Le village ancestral de M'hamid devint alors un carrefour caravanier très important entre Marrakech, Tindouf et Tombouctou.

On y commerçait principalement les dattes, le henné, les amandes et les olives mais aussi l'or du Soudan. On retrouve égalamnent les traces des Aâribs au Mali à Taoudenni et à Tombouctou au XVIIIème.

Des voituriers du désert comme les appelle le célèbre explorateur Renné Caillé guidé par les Aâribs jusqu'au coude du Drâa, où ils occupèrent un territoire nommé  "el harib", du nom de leur confédération maraboutique.

Cette communauté est divisé en deux grands groupes : les "GRADBA" et les "NAMNA", eux-mêmes subdivisés en 4 tribus chacun.

Le groupe  "GRADBA" comprend les tribus : Oulad Bouden,  Oirat, Zyoud, et les M'Rabtine.

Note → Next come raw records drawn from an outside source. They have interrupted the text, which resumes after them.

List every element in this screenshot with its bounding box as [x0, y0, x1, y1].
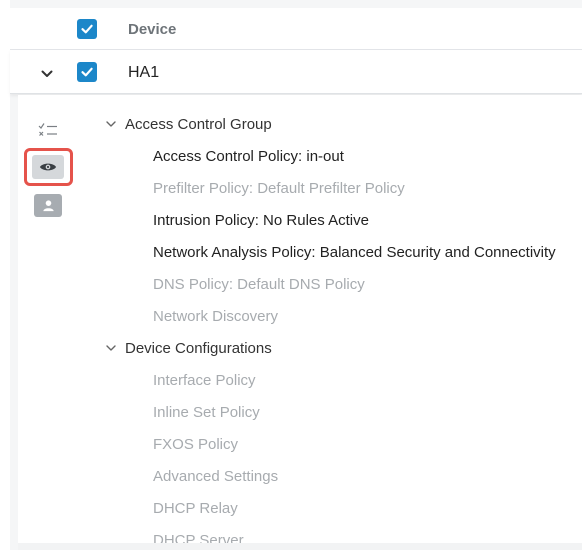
select-all-checkbox[interactable] — [77, 19, 97, 39]
check-icon — [81, 24, 93, 34]
policy-item[interactable]: Network Analysis Policy: Balanced Securi… — [153, 244, 556, 261]
device-name: HA1 — [128, 64, 160, 81]
checklist-icon[interactable] — [38, 122, 60, 138]
policy-item: Network Discovery — [153, 308, 279, 325]
policy-item: DNS Policy: Default DNS Policy — [153, 276, 365, 293]
view-button[interactable] — [32, 155, 64, 179]
chevron-down-icon[interactable] — [40, 67, 54, 81]
eye-icon — [39, 163, 57, 171]
chevron-down-icon[interactable] — [105, 118, 117, 130]
policy-item[interactable]: Intrusion Policy: No Rules Active — [153, 212, 369, 229]
group-title-access-control[interactable]: Access Control Group — [125, 116, 272, 133]
device-column-header: Device — [128, 21, 177, 38]
policy-item: Advanced Settings — [153, 468, 279, 485]
policy-item: FXOS Policy — [153, 436, 239, 453]
policy-item: Interface Policy — [153, 372, 256, 389]
user-icon — [42, 200, 54, 212]
group-title-device-configurations[interactable]: Device Configurations — [125, 340, 272, 357]
chevron-down-icon[interactable] — [105, 342, 117, 354]
check-icon — [81, 67, 93, 77]
policy-item: Prefilter Policy: Default Prefilter Poli… — [153, 180, 405, 197]
policy-item: Inline Set Policy — [153, 404, 260, 421]
policy-item: DHCP Relay — [153, 500, 238, 517]
panel-bottom-edge — [18, 543, 582, 550]
policy-item[interactable]: Access Control Policy: in-out — [153, 148, 344, 165]
user-button[interactable] — [34, 194, 62, 217]
device-checkbox[interactable] — [77, 62, 97, 82]
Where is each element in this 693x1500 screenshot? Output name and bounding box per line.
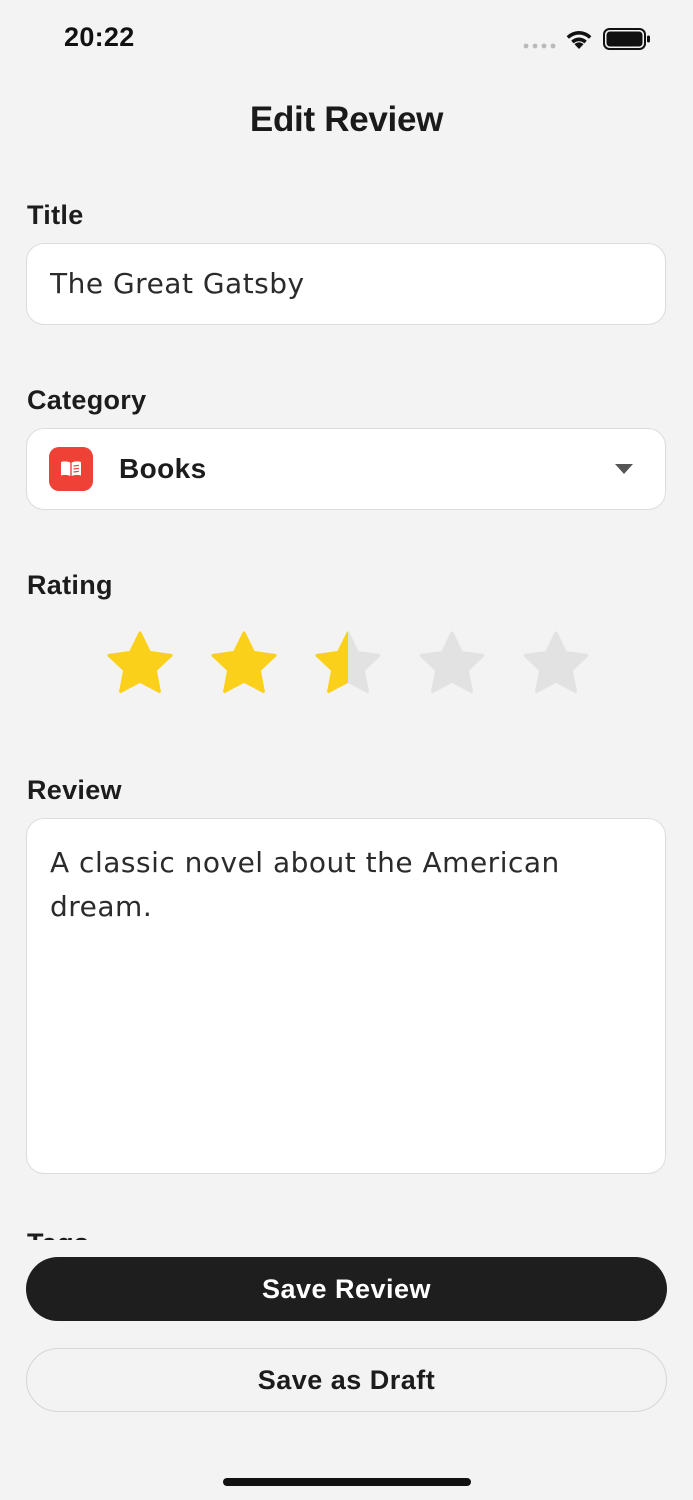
category-select[interactable]: Books bbox=[26, 428, 666, 510]
signal-icon bbox=[523, 43, 556, 49]
review-label: Review bbox=[27, 775, 122, 805]
category-value: Books bbox=[119, 453, 207, 484]
action-bar: Save Review Save as Draft bbox=[0, 1240, 693, 1500]
review-form[interactable]: Title Category Books Rating Review Tags bbox=[0, 170, 693, 1240]
wifi-icon bbox=[566, 31, 592, 49]
star-icon[interactable] bbox=[204, 625, 284, 705]
title-label: Title bbox=[27, 200, 84, 230]
save-draft-button[interactable]: Save as Draft bbox=[26, 1348, 667, 1412]
status-bar: 20:22 bbox=[0, 0, 693, 80]
tags-label: Tags bbox=[27, 1228, 89, 1240]
battery-icon bbox=[603, 28, 650, 50]
star-icon[interactable] bbox=[412, 625, 492, 705]
rating-label: Rating bbox=[27, 570, 113, 600]
title-input[interactable] bbox=[26, 243, 666, 325]
star-icon[interactable] bbox=[100, 625, 180, 705]
page-title: Edit Review bbox=[249, 100, 444, 139]
review-textarea[interactable] bbox=[26, 818, 666, 1174]
home-indicator bbox=[223, 1478, 471, 1486]
star-icon[interactable] bbox=[516, 625, 596, 705]
save-review-button[interactable]: Save Review bbox=[26, 1257, 667, 1321]
category-label: Category bbox=[27, 385, 147, 415]
star-rating[interactable] bbox=[100, 625, 600, 705]
status-time: 20:22 bbox=[64, 22, 135, 52]
star-icon[interactable] bbox=[308, 625, 388, 705]
chevron-down-icon bbox=[615, 464, 633, 474]
book-icon bbox=[49, 447, 93, 491]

Le groupe "NAMNA" comprend les tribus : Lgoissem, Nouaji, Lbadein, et Ouled Rezeg (cette de cette dernière dont fait partie votre guide, Salem).

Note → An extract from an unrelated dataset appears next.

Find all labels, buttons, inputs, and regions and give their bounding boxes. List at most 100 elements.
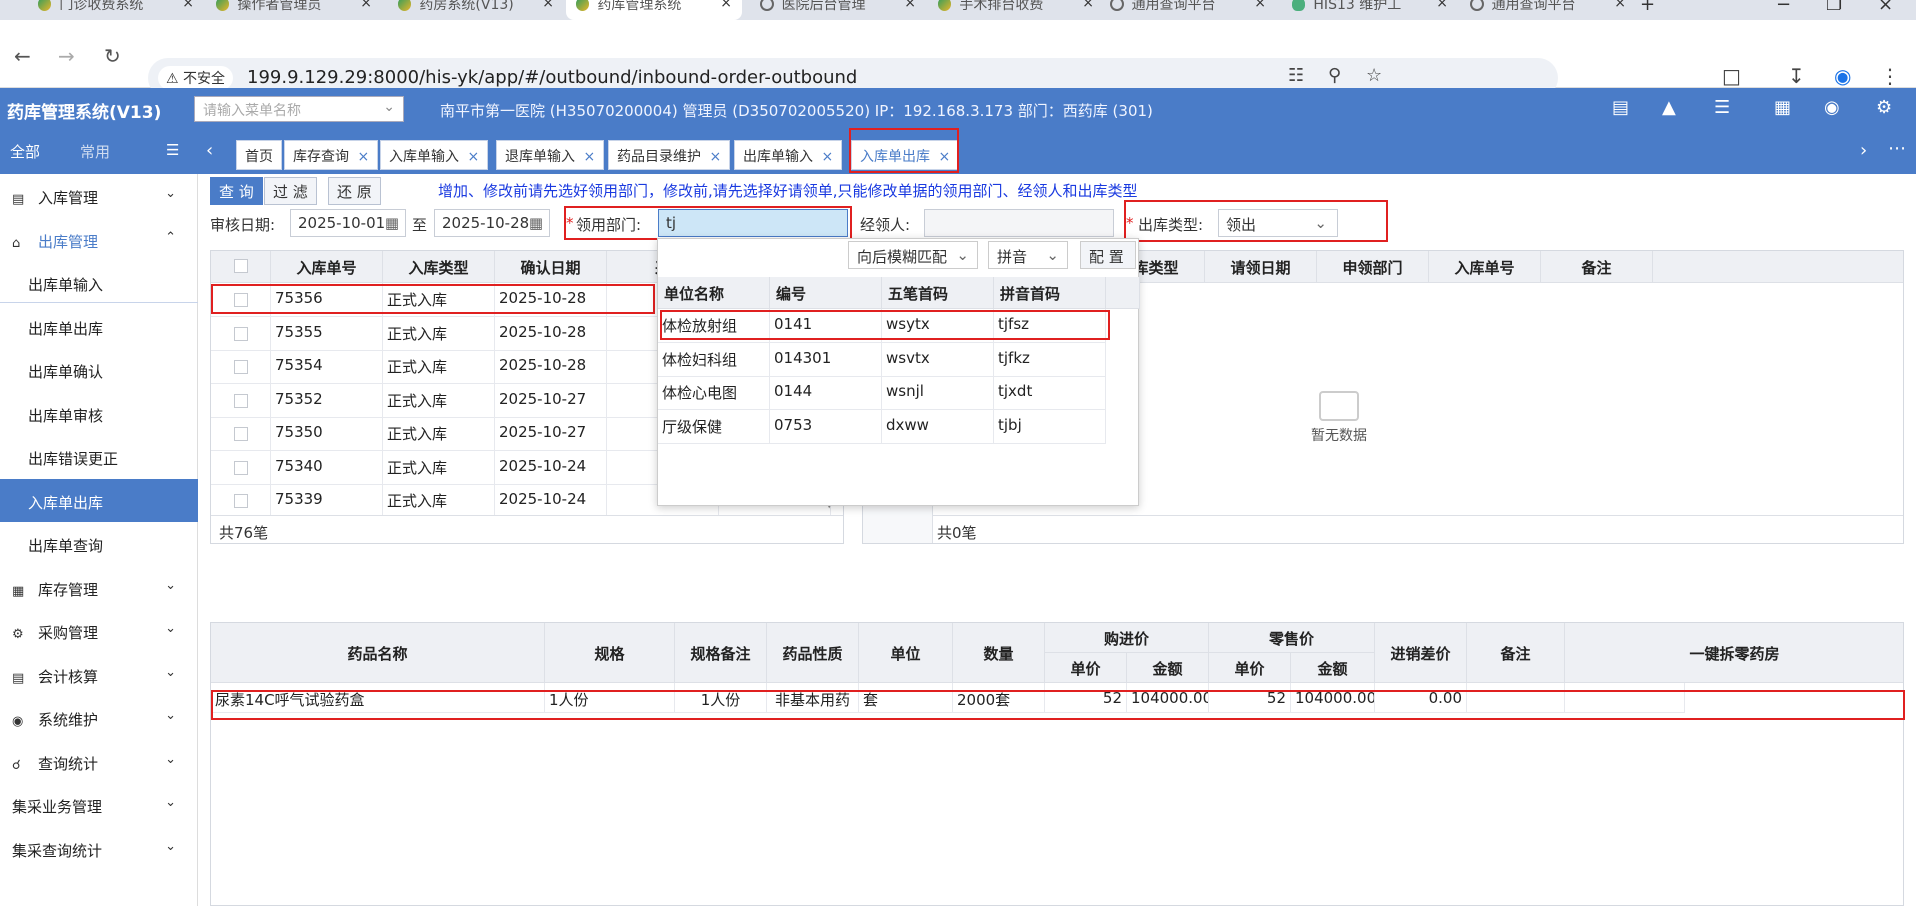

Ces tribus possèdent des représentants au grand conseil, appellés M'EKADAM. Ceux-ci sont consultés pour chaque décision particulièrement importante. Les votes ont lieu à l'unanimité et non à la majorité. Une communauté structurée et fondamentalement démocratique.

Au temps du colonialisme, les Aâribs restèrent l'une des dernières tribus à se soumettre au conquérant français. Selon la tradition orale, les Aâribs forment au sud de la vallée du Drâa un ensemble de plus de quatre cents familles arabophones de dialecte hassaniya.

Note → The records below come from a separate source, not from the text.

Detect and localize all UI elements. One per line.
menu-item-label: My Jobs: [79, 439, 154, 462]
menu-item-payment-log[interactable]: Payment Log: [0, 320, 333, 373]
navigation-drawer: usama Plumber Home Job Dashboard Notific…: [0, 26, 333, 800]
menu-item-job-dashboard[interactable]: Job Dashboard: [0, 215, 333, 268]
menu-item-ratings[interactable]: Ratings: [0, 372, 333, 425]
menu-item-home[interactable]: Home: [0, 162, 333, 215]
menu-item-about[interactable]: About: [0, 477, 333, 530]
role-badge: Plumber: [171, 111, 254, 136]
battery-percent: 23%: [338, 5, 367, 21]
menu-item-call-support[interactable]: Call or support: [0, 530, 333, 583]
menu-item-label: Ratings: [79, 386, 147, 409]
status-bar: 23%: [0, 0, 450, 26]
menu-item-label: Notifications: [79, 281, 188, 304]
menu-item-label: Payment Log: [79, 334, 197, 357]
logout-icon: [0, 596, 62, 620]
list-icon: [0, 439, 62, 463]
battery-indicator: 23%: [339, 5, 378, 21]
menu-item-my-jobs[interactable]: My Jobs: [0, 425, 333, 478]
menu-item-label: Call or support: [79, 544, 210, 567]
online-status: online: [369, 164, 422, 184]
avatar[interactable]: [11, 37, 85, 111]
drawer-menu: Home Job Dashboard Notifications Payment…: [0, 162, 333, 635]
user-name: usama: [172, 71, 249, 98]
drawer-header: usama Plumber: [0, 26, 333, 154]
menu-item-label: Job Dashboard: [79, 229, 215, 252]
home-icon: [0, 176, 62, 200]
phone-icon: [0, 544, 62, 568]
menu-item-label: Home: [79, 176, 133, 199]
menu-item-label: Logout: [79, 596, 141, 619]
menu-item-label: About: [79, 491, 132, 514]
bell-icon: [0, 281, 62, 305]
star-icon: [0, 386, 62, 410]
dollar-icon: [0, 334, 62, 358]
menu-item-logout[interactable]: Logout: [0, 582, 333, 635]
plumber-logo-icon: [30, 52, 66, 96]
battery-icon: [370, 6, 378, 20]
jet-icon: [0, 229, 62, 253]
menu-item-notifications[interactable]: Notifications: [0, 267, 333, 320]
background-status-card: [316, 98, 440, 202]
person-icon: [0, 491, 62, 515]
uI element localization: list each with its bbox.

Malgré la sédentarisation, les aâribs se résignent à ne rien modifier de leur mode de vie de nomades, ils ont soin de se regrouper par quartiers à M'hamid pour entretenir le lien communautaire Aârib. Même en plein village, ils continuent à élever des caprins, dont l'odeur signale la prospérité du foyer. Fidèles à leurs tradition frugale, ils se nourrissent essentiellement de lait et de dattes, les femmes ont gardé le rythme de la vie du désert.